A state panel decided Friday that it needs more information before it can decide whether to create a self-insured plan for Wisconsin state employees.
A committee of the state's Group Insurance Board put off a decision on what to do next until November, saying it first wants more information about the highest insurance and prescription drug costs under the current structure.
"You really need to have that data to make a solid step forward," said committee member Terri Carlson, policy adviser for the state insurance commissioner's office.
Currently, about 236,000 state employees and their family members get their insurance from 18 health maintenance organizations. Under a self-insurance approach, the state would carry the risk for losses and pay benefits directly to employees, instead of buying insurance from the private market.
Gov. Scott Walker supports examining the issue but has not supported any particular approach yet. The state Department of Employee Trust Funds recommended that a request for proposals be issued to gather additional information about the potential costs and savings of making such a move.
But a subcommittee of the Group Insurance Board, which oversees state employee health benefits, decided that before issuing any request for proposals, it needs more details about costs under the current system. It plans to revisit the issue at a Nov. 12 meeting.

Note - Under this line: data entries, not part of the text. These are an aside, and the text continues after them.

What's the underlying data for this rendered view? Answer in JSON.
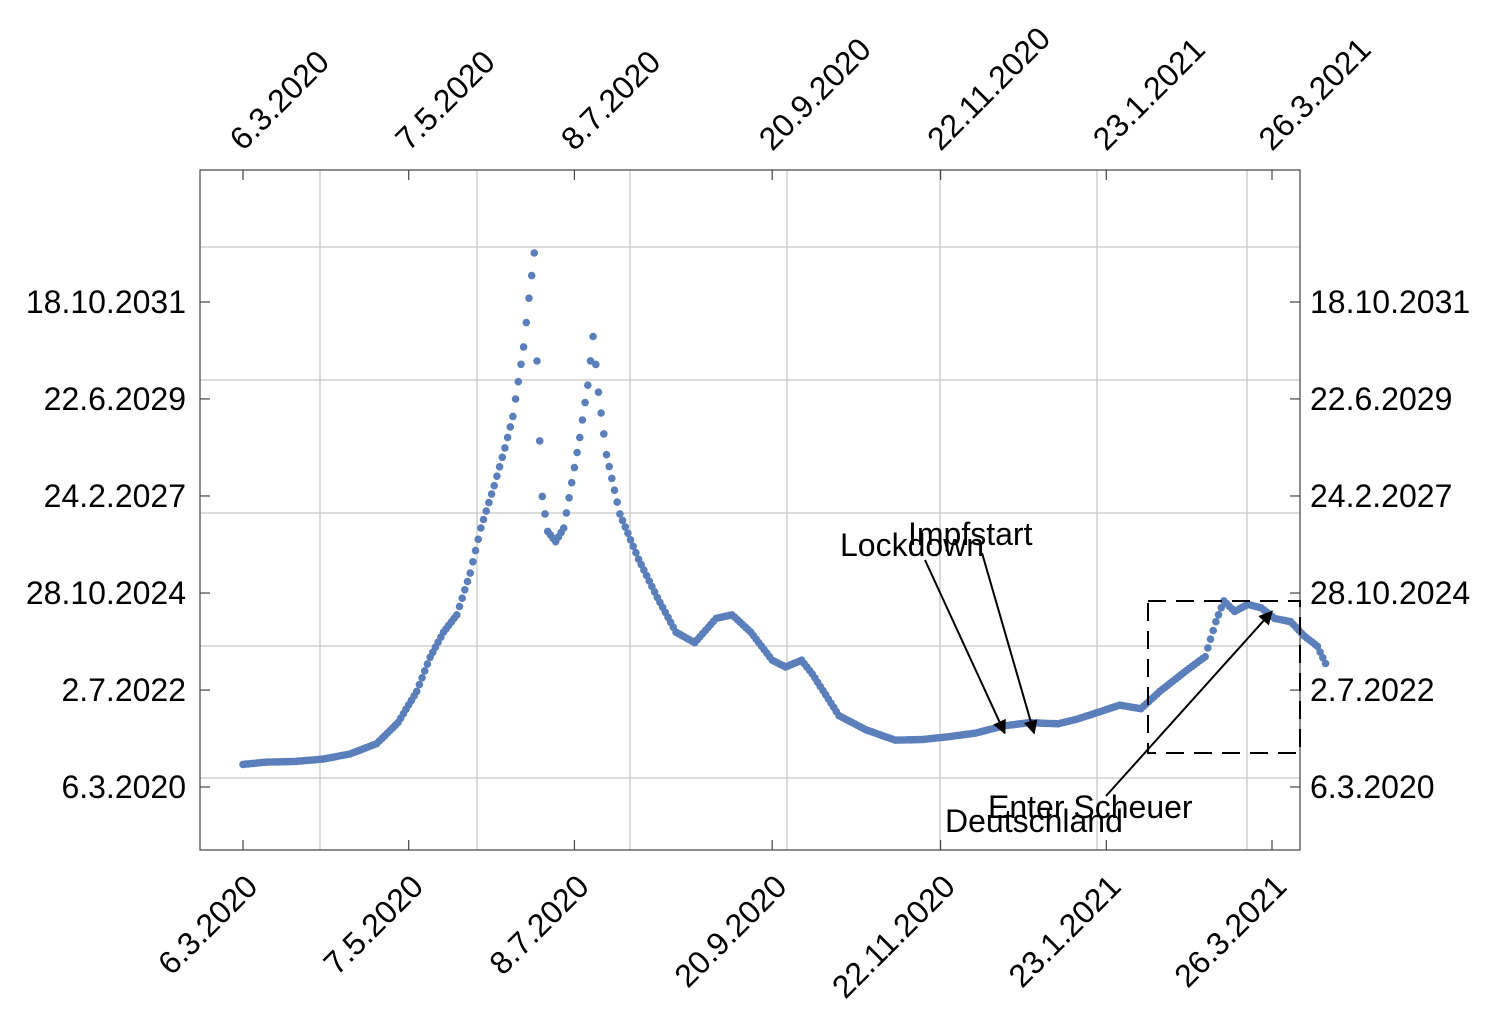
{
  "chart_data": {
    "type": "scatter",
    "title": "",
    "xlabel": "",
    "ylabel": "",
    "x_ticks": [
      "6.3.2020",
      "7.5.2020",
      "8.7.2020",
      "20.9.2020",
      "22.11.2020",
      "23.1.2021",
      "26.3.2021"
    ],
    "y_ticks": [
      "6.3.2020",
      "2.7.2022",
      "28.10.2024",
      "24.2.2027",
      "22.6.2029",
      "18.10.2031"
    ],
    "grid": true,
    "series": [
      {
        "color": "#5b7fbb",
        "points": [
          [
            "2020-03-06",
            "2020-09-20"
          ],
          [
            "2020-03-15",
            "2020-10-10"
          ],
          [
            "2020-03-25",
            "2020-10-15"
          ],
          [
            "2020-04-05",
            "2020-11-05"
          ],
          [
            "2020-04-15",
            "2020-12-20"
          ],
          [
            "2020-04-25",
            "2021-03-20"
          ],
          [
            "2020-05-03",
            "2021-09-20"
          ],
          [
            "2020-05-10",
            "2022-06-20"
          ],
          [
            "2020-05-15",
            "2023-04-15"
          ],
          [
            "2020-05-20",
            "2023-11-20"
          ],
          [
            "2020-05-25",
            "2024-04-20"
          ],
          [
            "2020-05-30",
            "2025-04-20"
          ],
          [
            "2020-06-03",
            "2026-05-20"
          ],
          [
            "2020-06-08",
            "2027-05-25"
          ],
          [
            "2020-06-12",
            "2028-04-20"
          ],
          [
            "2020-06-15",
            "2029-01-20"
          ],
          [
            "2020-06-17",
            "2029-11-20"
          ],
          [
            "2020-06-19",
            "2030-09-20"
          ],
          [
            "2020-06-21",
            "2031-11-20"
          ],
          [
            "2020-06-23",
            "2032-12-20"
          ],
          [
            "2020-06-24",
            "2030-05-20"
          ],
          [
            "2020-06-25",
            "2028-06-20"
          ],
          [
            "2020-06-26",
            "2027-02-20"
          ],
          [
            "2020-06-28",
            "2026-04-20"
          ],
          [
            "2020-07-01",
            "2026-01-20"
          ],
          [
            "2020-07-04",
            "2026-05-20"
          ],
          [
            "2020-07-07",
            "2027-06-20"
          ],
          [
            "2020-07-10",
            "2028-07-20"
          ],
          [
            "2020-07-13",
            "2029-10-20"
          ],
          [
            "2020-07-15",
            "2030-12-20"
          ],
          [
            "2020-07-17",
            "2029-08-20"
          ],
          [
            "2020-07-20",
            "2028-02-20"
          ],
          [
            "2020-07-25",
            "2026-09-20"
          ],
          [
            "2020-08-01",
            "2025-08-20"
          ],
          [
            "2020-08-08",
            "2024-09-20"
          ],
          [
            "2020-08-15",
            "2023-11-20"
          ],
          [
            "2020-08-22",
            "2023-08-20"
          ],
          [
            "2020-08-30",
            "2024-03-20"
          ],
          [
            "2020-09-05",
            "2024-04-20"
          ],
          [
            "2020-09-12",
            "2023-11-20"
          ],
          [
            "2020-09-20",
            "2023-03-20"
          ],
          [
            "2020-09-25",
            "2023-01-20"
          ],
          [
            "2020-10-01",
            "2023-03-20"
          ],
          [
            "2020-10-05",
            "2022-11-20"
          ],
          [
            "2020-10-15",
            "2021-11-20"
          ],
          [
            "2020-10-25",
            "2021-07-20"
          ],
          [
            "2020-11-05",
            "2021-04-20"
          ],
          [
            "2020-11-15",
            "2021-04-25"
          ],
          [
            "2020-11-25",
            "2021-05-20"
          ],
          [
            "2020-12-05",
            "2021-06-20"
          ],
          [
            "2020-12-15",
            "2021-08-20"
          ],
          [
            "2020-12-25",
            "2021-09-20"
          ],
          [
            "2021-01-05",
            "2021-09-10"
          ],
          [
            "2021-01-12",
            "2021-10-20"
          ],
          [
            "2021-01-20",
            "2021-12-20"
          ],
          [
            "2021-01-28",
            "2022-02-20"
          ],
          [
            "2021-02-05",
            "2022-01-20"
          ],
          [
            "2021-02-12",
            "2022-06-20"
          ],
          [
            "2021-02-22",
            "2022-12-20"
          ],
          [
            "2021-03-01",
            "2023-04-20"
          ],
          [
            "2021-03-05",
            "2024-02-20"
          ],
          [
            "2021-03-08",
            "2024-08-20"
          ],
          [
            "2021-03-12",
            "2024-05-20"
          ],
          [
            "2021-03-17",
            "2024-07-20"
          ],
          [
            "2021-03-22",
            "2024-06-20"
          ],
          [
            "2021-03-27",
            "2024-03-20"
          ],
          [
            "2021-04-02",
            "2024-02-20"
          ],
          [
            "2021-04-07",
            "2023-10-20"
          ],
          [
            "2021-04-12",
            "2023-07-20"
          ],
          [
            "2021-04-15",
            "2023-02-20"
          ]
        ]
      }
    ],
    "annotations": [
      {
        "text": "Lockdown",
        "target": [
          "2020-12-16",
          "2021-06-20"
        ]
      },
      {
        "text": "Impfstart",
        "target": [
          "2020-12-27",
          "2021-06-20"
        ]
      },
      {
        "text": "Enter Scheuer",
        "target": [
          "2021-03-26",
          "2024-05-20"
        ]
      },
      {
        "text": "Deutschland",
        "target": [
          "2021-03-26",
          "2024-05-20"
        ]
      }
    ]
  }
}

A report by Deloitte consultants said the state could save 4 percent to 5 percent per year by becoming self-insured, with savings mainly coming from taxes and fees imposed for fully-insured programs under the federal health care law.

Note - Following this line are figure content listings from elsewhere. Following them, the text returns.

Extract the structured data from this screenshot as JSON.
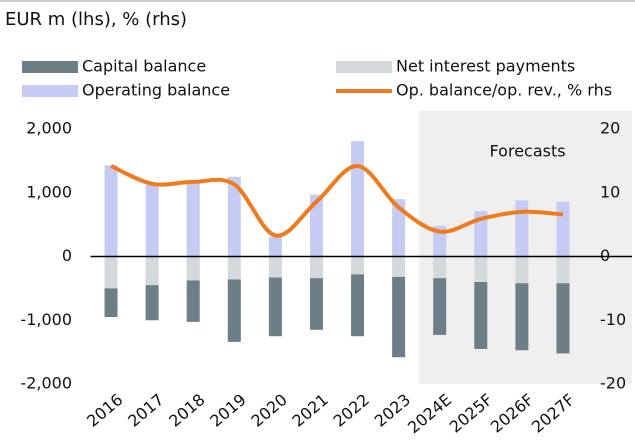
{
  "chart_data": {
    "type": "bar",
    "title": "EUR m (lhs), % (rhs)",
    "annotation": "Forecasts",
    "categories": [
      "2016",
      "2017",
      "2018",
      "2019",
      "2020",
      "2021",
      "2022",
      "2023",
      "2024E",
      "2025F",
      "2026F",
      "2027F"
    ],
    "series": [
      {
        "name": "Net interest payments",
        "color": "#d4d9db",
        "values": [
          -500,
          -450,
          -375,
          -360,
          -330,
          -340,
          -280,
          -320,
          -340,
          -400,
          -420,
          -420
        ]
      },
      {
        "name": "Capital balance",
        "color": "#6d7e86",
        "values": [
          -450,
          -550,
          -650,
          -980,
          -920,
          -810,
          -970,
          -1260,
          -890,
          -1050,
          -1050,
          -1100
        ]
      },
      {
        "name": "Operating balance",
        "color": "#c6cbf3",
        "values": [
          1430,
          1125,
          1200,
          1250,
          310,
          970,
          1810,
          900,
          480,
          710,
          880,
          860
        ]
      },
      {
        "name": "Op. balance/op. rev., % rhs",
        "color": "#f07a1e",
        "type": "line",
        "axis": "y2",
        "values": [
          14.2,
          11.4,
          11.7,
          11.3,
          3.3,
          8.6,
          14.2,
          7.7,
          3.9,
          5.9,
          7.0,
          6.6
        ]
      }
    ],
    "ylim": [
      -2000,
      2000
    ],
    "yticks": [
      {
        "value": -2000,
        "label": "-2,000"
      },
      {
        "value": -1000,
        "label": "-1,000"
      },
      0,
      {
        "value": 1000,
        "label": "1,000"
      },
      {
        "value": 2000,
        "label": "2,000"
      }
    ],
    "y2lim": [
      -20,
      20
    ],
    "y2ticks": [
      -20,
      -10,
      0,
      10,
      20
    ]
  }
}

Walker said the imposition of those taxes and fees led to the consideration of the self-insurance approach.
Consideration of changing the system has drawn opposition from the Wisconsin State Employees Union as well as the Wisconsin Association of Health Plans, which represents 10 of the 18 HMOs that currently provide coverage to state workers.

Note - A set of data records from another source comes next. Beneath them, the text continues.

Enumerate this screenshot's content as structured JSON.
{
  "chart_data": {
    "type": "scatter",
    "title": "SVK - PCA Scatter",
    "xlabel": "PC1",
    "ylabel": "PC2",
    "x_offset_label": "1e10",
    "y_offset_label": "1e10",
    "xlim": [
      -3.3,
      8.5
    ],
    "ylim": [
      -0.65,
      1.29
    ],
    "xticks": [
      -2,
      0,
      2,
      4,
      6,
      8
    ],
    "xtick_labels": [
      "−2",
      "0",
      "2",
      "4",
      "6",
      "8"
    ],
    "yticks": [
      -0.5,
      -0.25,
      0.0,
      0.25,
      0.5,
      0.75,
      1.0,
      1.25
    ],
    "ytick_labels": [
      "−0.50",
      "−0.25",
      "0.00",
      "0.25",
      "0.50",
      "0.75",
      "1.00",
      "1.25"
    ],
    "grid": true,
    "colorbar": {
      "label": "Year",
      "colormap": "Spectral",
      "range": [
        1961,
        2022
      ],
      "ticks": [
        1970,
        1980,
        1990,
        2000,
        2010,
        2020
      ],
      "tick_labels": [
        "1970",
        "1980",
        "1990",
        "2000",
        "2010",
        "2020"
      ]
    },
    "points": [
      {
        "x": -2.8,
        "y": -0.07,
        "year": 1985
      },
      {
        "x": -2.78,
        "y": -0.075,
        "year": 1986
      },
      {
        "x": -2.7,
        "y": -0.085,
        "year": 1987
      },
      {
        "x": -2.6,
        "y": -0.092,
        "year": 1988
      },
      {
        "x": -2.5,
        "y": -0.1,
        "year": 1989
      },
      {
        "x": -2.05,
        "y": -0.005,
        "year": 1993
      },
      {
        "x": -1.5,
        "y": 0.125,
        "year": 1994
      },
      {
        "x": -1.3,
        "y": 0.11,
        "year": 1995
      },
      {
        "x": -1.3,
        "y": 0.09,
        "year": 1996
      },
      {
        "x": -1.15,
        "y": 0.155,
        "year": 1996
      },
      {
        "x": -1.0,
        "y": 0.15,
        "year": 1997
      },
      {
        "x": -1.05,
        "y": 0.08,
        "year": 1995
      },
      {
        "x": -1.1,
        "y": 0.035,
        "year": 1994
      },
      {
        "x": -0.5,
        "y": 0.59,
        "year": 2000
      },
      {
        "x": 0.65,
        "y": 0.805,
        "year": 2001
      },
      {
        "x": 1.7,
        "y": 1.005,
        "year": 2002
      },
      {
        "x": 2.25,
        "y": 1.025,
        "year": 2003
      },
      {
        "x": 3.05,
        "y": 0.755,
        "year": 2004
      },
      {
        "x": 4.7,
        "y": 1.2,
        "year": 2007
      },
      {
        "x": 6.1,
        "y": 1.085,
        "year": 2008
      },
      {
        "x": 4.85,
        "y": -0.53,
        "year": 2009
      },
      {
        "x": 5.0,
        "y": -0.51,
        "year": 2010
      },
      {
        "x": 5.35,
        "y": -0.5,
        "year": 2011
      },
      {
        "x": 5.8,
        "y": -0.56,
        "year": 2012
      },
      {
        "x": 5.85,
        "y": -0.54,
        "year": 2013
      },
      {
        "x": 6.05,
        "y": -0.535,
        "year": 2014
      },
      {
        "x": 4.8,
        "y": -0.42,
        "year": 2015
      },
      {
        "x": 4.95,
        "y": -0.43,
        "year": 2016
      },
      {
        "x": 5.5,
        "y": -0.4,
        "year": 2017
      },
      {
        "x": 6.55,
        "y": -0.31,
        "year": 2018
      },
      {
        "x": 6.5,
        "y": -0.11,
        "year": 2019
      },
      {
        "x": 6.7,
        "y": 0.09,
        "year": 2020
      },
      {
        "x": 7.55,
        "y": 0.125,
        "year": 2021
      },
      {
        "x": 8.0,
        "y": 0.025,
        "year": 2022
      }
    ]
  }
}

Phil Dougherty, senior executive officer of the Wisconsin Association of Health Plans, said he was pleased that the board decided Friday to get more information before moving forward.
"This is a significant decision," he said. "The question of self-funding poses risks to the state, particularly the health insurance market."
Dougherty's group estimates that changing to a self-insurance model would eliminate 15 percent of the state's fully-insured insurance market.
Even if a change were made, the earliest it could take effect would be 2015.